Пропавшие в Бермудии
Началась гражданская война, в результате которой погибло по несколько сотен людей с обеих сторон.
Правители поняли, что результат получается нулевым и скоро вопрос будет исчерпан в связи с исчерпанностью населения.
Тогда был образовано Центральное Рациональное Управление, которое управляло страной вместе с королем и Председателями. Воцарился покой. Убийства и покушения стали крайне редкими, причем уничтожение сторонника считалось гораздо менее тяжким преступлением, чем уничтожение врага, так как последнее могло опять привести к вооруженному конфликту.
После Второй мировой войны население пополнилось – и вновь стало около полутора тысяч.
Нахлынули новинки индустриальной, а потом постиндустриальной эпохи, жители увлеклись ими и даже на время забыли о желании вернуться.
Но попривыкли, натешились – и вопрос встал еще острее.

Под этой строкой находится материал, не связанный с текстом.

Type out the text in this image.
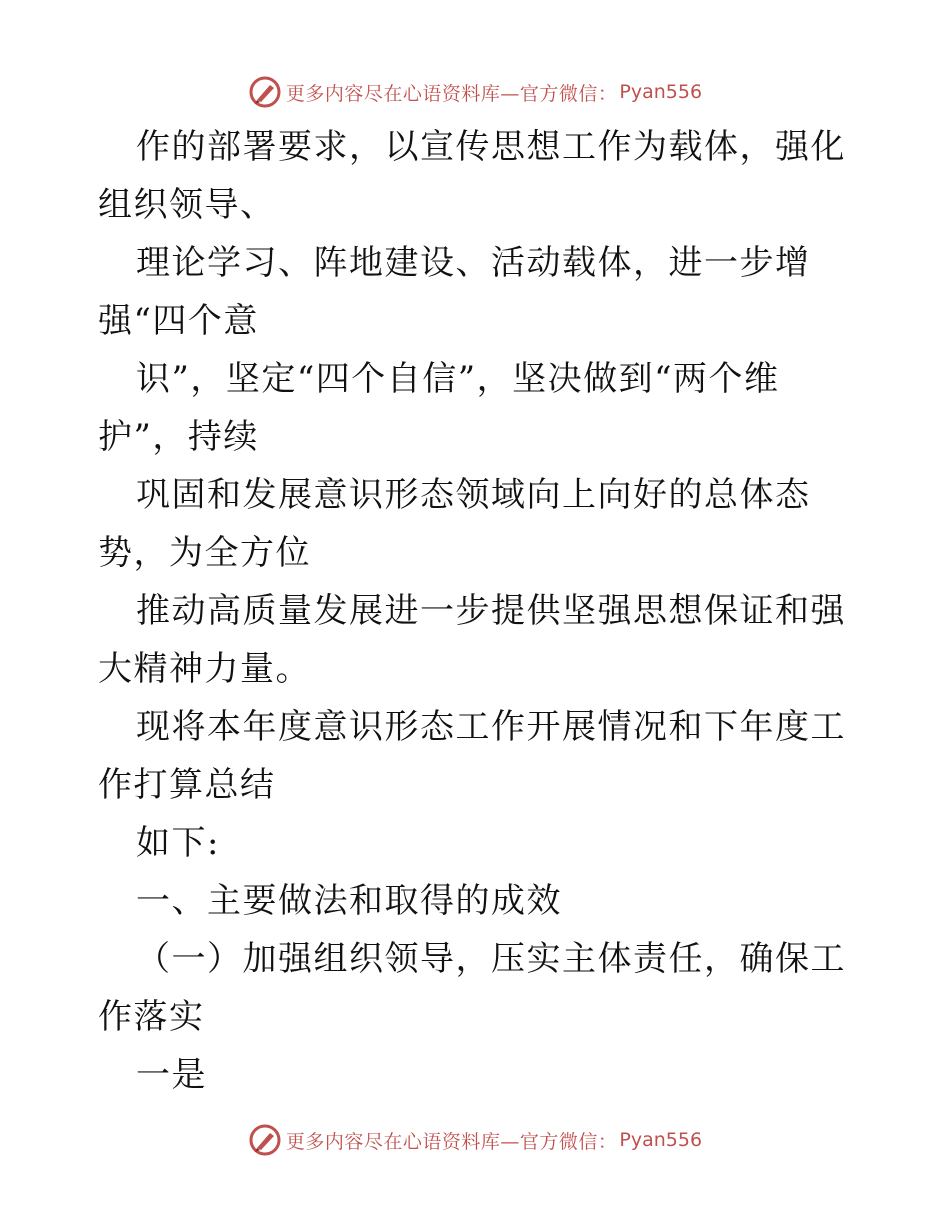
更多内容尽在心语资料库—官方微信： Pyan556

作的部署要求，以宣传思想工作为载体，强化组织领导、

理论学习、阵地建设、活动载体，进一步增强“四个意

识”，坚定“四个自信”，坚决做到“两个维护”，持续

巩固和发展意识形态领域向上向好的总体态势，为全方位

推动高质量发展进一步提供坚强思想保证和强大精神力量。

现将本年度意识形态工作开展情况和下年度工作打算总结

如下:

一、主要做法和取得的成效

（一）加强组织领导，压实主体责任，确保工作落实

一是

更多内容尽在心语资料库—官方微信： Pyan556
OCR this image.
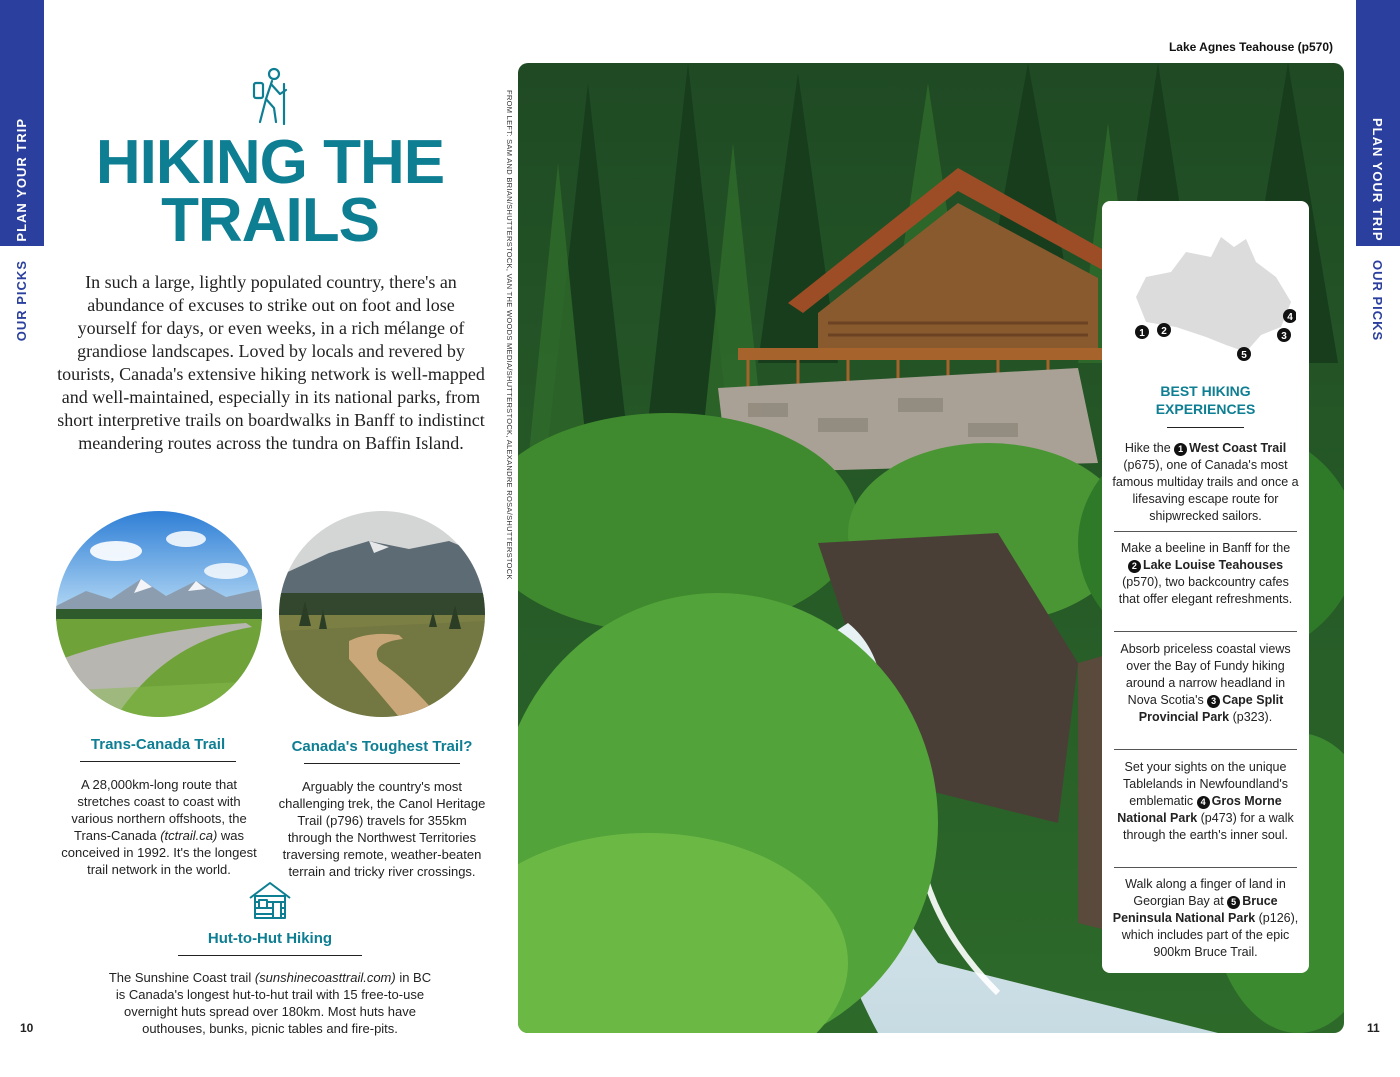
PLAN YOUR TRIP
OUR PICKS
PLAN YOUR TRIP
OUR PICKS
HIKING THE
TRAILS

In such a large, lightly populated country, there's an abundance of excuses to strike out on foot and lose yourself for days, or even weeks, in a rich mélange of grandiose landscapes. Loved by locals and revered by tourists, Canada's extensive hiking network is well-mapped and well-maintained, especially in its national parks, from short interpretive trails on boardwalks in Banff to indistinct meandering routes across the tundra on Baffin Island.

Trans-Canada Trail

A 28,000km-long route that stretches coast to coast with various northern offshoots, the Trans-Canada (tctrail.ca) was conceived in 1992. It's the longest trail network in the world.

Canada's Toughest Trail?

Arguably the country's most challenging trek, the Canol Heritage Trail (p796) travels for 355km through the Northwest Territories traversing remote, weather-beaten terrain and tricky river crossings.

Hut-to-Hut Hiking

The Sunshine Coast trail (sunshinecoasttrail.com) in BC is Canada's longest hut-to-hut trail with 15 free-to-use overnight huts spread over 180km. Most huts have outhouses, bunks, picnic tables and fire-pits.

10	11
FROM LEFT: SAM AND BRIAN/SHUTTERSTOCK, VAN THE WOODS MEDIA/SHUTTERSTOCK, ALEXANDRE ROSA/SHUTTERSTOCK
Lake Agnes Teahouse (p570)
1 2	3
4
5
BEST HIKING
EXPERIENCES

Hike the 1 West Coast Trail (p675), one of Canada's most famous multiday trails and once a lifesaving escape route for shipwrecked sailors.

Make a beeline in Banff for the 2 Lake Louise Teahouses (p570), two backcountry cafes that offer elegant refreshments.

Absorb priceless coastal views over the Bay of Fundy hiking around a narrow headland in Nova Scotia's 3 Cape Split Provincial Park (p323).

Set your sights on the unique Tablelands in Newfoundland's emblematic 4 Gros Morne National Park (p473) for a walk through the earth's inner soul.

Walk along a finger of land in Georgian Bay at 5 Bruce Peninsula National Park (p126), which includes part of the epic 900km Bruce Trail.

И вот уже в течение многих лет, каждый год, в День летнего равноденствия, население собирается на центральной площади. Все молча стоят и смотрят в небо. Задача одна: мысленно сформулировать четкое (на уровне да-нет) желание вернуться либо остаться. Пока получалось так: большинство на словах хотело вернуться, но после многочасового стояния бермудяне уныло разбредались – опять не получилось!
Естественно, синие, то есть сторонники возвращения (синий – цвет неба и свободы), подозревали зеленых (зеленый – цвет травы, листвы, земного изобилия) в кознях, но не могли понять, в чем они состоят.
Сейчас как раз приближался очередной День равноденствия.
Естественно, политическая борьба обострилась. Она была тайной – открытую вражду запрещали. Но что-то зрело. Что-то нехорошее.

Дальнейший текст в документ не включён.